A creamy, plant-based chickpea noodle soup loaded with vegetables, herbs, and light coconut milk. This fiber-rich, protein-packed soup is quick to prepare, comforting, and perfect for easy weeknight dinners or meal prep.
Prepare the Vegetables: Begin by washing, peeling, and dicing all your fresh vegetables. Dice one medium yellow onion finely, chop three medium carrots into small, even pieces, and cut three celery ribs into bite-sized chunks. Mince three garlic cloves. This preparation ensures that each vegetable cooks evenly and releases its natural sweetness and flavor into the soup.
Heat the Olive Oil: Place a large pot or Dutch oven over medium-high heat and add one tablespoon of olive oil. Allow it to warm for about 30 seconds to a minute, until it glistens and spreads easily across the bottom of the pan. This step is essential to gently sauté the vegetables without burning.
Sauté the Aromatics: Add the diced onion, carrots, and celery to the heated oil. Stir continuously for 3–4 minutes, allowing the vegetables to soften slightly. Then add the minced garlic, 3 tablespoons of chopped fresh sage, ½ teaspoon salt, 1 teaspoon thyme, and ¼ teaspoon turmeric. Continue cooking for another 5–6 minutes, stirring frequently, until the onions become translucent and the vegetables are tender but still slightly firm. This creates a rich, fragrant base for your soup.
Add the Broth and Chickpeas: Carefully pour in 6 cups of vegetable broth, then add one drained and rinsed 15 oz can of garbanzo beans (chickpeas). Increase the heat to bring the mixture to a gentle boil. Stir occasionally to ensure that the chickpeas are evenly distributed and the flavors meld together. Boiling the broth at this stage allows the vegetables to soften fully and absorb the seasoning.
Cook the Pasta: Once the soup reaches a boil, add 1 ½ cups of rotini pasta. Reduce the heat slightly to maintain a steady boil and cook for 5–6 minutes, or until the pasta reaches al dente texture. Stir occasionally to prevent the pasta from sticking together or to the bottom of the pot. Check the pasta package instructions, as cooking times can vary depending on the brand.
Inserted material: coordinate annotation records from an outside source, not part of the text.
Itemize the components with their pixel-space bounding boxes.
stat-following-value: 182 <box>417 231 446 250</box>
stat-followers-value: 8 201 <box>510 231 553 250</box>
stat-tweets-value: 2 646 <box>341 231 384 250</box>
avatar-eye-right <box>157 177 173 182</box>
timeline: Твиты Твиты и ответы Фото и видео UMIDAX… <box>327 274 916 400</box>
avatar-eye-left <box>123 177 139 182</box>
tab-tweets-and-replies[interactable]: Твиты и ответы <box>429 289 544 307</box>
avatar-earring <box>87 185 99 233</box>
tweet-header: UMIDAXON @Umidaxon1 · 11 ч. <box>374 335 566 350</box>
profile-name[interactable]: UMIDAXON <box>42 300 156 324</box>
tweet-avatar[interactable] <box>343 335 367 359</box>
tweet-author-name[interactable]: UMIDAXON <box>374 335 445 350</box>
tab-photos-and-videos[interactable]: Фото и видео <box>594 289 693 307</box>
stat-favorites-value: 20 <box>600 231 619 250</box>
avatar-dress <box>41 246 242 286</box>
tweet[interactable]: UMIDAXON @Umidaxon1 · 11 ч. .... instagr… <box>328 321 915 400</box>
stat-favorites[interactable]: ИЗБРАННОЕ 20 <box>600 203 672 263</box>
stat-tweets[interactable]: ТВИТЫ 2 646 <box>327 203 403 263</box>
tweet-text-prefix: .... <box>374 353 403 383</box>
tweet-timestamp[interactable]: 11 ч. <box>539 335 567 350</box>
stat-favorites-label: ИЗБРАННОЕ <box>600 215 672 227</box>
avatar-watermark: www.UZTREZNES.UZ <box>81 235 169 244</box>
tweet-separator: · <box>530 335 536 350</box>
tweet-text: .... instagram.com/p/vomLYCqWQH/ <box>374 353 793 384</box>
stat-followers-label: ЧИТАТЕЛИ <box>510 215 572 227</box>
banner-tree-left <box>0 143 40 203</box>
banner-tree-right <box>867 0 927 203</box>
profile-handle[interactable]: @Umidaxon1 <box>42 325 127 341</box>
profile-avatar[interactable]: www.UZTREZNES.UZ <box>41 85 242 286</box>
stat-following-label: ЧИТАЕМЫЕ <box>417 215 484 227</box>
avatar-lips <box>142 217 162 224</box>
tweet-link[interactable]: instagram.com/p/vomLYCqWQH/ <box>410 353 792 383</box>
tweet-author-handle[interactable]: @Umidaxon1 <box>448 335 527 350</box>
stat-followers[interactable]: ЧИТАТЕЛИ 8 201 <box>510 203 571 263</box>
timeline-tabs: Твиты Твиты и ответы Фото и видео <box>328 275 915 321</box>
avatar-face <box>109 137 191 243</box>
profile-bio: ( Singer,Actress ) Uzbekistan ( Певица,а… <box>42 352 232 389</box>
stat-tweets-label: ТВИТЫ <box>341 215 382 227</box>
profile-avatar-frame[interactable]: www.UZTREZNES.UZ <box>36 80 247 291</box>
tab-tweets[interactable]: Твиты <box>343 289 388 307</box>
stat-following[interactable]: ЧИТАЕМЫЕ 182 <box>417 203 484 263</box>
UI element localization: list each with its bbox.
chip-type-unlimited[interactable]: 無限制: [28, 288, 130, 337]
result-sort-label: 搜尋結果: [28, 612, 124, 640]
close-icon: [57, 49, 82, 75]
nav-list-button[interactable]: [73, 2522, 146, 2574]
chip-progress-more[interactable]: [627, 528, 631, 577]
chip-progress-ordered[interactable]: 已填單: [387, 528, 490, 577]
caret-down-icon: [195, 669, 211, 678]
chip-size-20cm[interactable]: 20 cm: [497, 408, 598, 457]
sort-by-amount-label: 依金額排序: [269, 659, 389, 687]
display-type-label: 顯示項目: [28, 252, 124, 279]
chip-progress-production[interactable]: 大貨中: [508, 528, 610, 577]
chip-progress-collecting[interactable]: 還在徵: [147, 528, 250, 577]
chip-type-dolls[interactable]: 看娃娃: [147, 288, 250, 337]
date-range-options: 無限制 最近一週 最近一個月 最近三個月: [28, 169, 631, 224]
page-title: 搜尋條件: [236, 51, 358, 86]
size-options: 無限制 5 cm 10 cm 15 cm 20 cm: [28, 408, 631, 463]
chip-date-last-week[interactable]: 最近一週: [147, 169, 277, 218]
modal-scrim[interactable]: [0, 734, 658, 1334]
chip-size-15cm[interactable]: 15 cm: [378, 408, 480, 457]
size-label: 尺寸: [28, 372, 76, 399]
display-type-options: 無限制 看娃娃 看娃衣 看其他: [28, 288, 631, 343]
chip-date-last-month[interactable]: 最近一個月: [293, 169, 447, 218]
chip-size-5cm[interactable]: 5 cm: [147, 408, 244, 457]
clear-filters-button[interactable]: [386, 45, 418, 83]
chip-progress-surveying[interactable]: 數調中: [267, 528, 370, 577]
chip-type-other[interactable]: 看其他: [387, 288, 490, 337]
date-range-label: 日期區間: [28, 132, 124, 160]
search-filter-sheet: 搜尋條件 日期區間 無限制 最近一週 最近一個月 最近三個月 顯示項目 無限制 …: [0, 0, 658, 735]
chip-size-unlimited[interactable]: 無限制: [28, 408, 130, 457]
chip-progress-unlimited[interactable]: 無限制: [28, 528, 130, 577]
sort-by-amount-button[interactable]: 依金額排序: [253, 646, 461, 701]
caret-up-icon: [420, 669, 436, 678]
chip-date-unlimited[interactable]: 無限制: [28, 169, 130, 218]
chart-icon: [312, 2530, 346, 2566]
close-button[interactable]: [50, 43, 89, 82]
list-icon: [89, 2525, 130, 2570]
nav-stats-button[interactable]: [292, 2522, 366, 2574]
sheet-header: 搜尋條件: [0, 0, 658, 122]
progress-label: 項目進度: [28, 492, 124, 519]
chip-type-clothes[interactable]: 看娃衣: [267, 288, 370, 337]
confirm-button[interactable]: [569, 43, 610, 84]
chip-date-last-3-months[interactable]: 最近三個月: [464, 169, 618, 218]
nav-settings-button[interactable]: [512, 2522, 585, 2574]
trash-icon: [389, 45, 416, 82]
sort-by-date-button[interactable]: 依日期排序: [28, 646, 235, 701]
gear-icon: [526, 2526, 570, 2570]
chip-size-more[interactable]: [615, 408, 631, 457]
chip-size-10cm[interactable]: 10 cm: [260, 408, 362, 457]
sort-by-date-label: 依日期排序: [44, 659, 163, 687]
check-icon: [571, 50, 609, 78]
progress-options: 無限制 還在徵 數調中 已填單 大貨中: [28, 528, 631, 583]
Incorporate the Coconut Milk: After the pasta is cooked, reduce the heat to low and stir in one 15 oz can of light coconut milk. Mix thoroughly until the soup takes on a creamy consistency. Coconut milk adds a subtle richness and smooth texture without overpowering the natural flavors of the vegetables and herbs.
Taste and Adjust Seasoning: Taste the soup carefully and adjust the seasoning if needed. Add freshly ground black pepper to taste and, if desired, a pinch more salt. Stir well to evenly distribute the seasoning throughout the soup.
Serve and Garnish: Ladle the soup into bowls while it’s warm. Optionally, sprinkle a little extra fresh sage or a dash of black pepper on top for presentation. Serve immediately for a comforting, creamy experience.
Notes
For a richer flavor, sauté the vegetables slowly over medium heat until they begin to caramelize, which enhances the natural sweetness of the carrots and onions.
Light coconut milk keeps the soup creamy without being overly heavy, but full-fat coconut milk can be used for a more indulgent texture.
Adjust the seasoning gradually—herbs like sage and thyme are potent, so start with the recommended amounts and taste before adding more.
Rotini pasta is ideal because its twists trap the creamy broth, but other short pasta shapes like fusilli or penne work well.
To make this soup gluten-free, substitute the pasta with a gluten-free option or omit pasta and add extra chickpeas for heartiness.